The tough sinuous stems twist and wind themselves around other plants or any other thing they may encounter. The stems have heart shaped leaves which are arranged alternately and at intervals along its length. These leaves vary in size. The veins may be better observed on the underside of the leaf. The plant can attain the height of over 3m and may become a persistent garden weed.

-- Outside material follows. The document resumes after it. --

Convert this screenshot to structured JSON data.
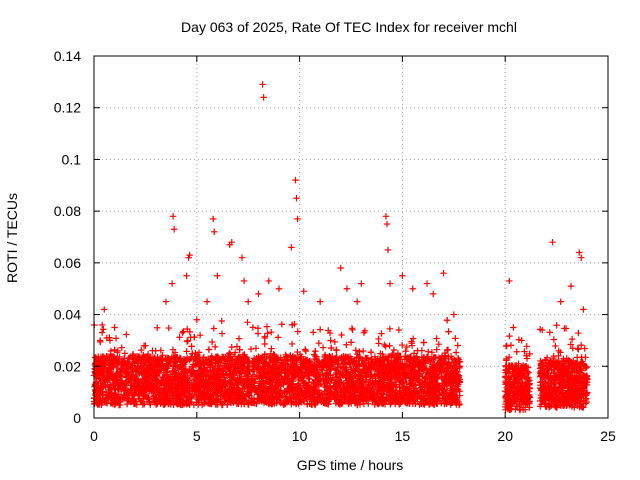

The genus name of Calystegia derives from two Greek words Kalyx indicating a cup and stege meaning a covering. The species name sepium refers to the prominent sepals. The hedge bindweed as been utilised in medicinal preparations in days gone by , an extract of the sap being used as a laxative. It is not recommended for home made preparations.
Finally we meet with the honeysuckle which binds its way around the twigs of hedgerows before producing the delightful fragrant flowers that fill the evening air with their beautiful scent, during the summer months. The scent is designed to attract night flying moths. The flower head is composed of whorls of up to 12 flowers that are long tubed and have two lips, they vary in colour from white or cream to dark peach and red, often they are a mixture tinged often with yellow. A feature of the flower is the way the stamens protrude when the flower is fully open. They may be encountered from June until October.
The flowers are then succeeded by red berries . The plants have a perennial rootstock. The stems of hedge bindweed may well grow to over 6m long. Honey suckle belong to the genus Lonicera, which is named after the German naturalist Adam Lonitzer 1528-1586.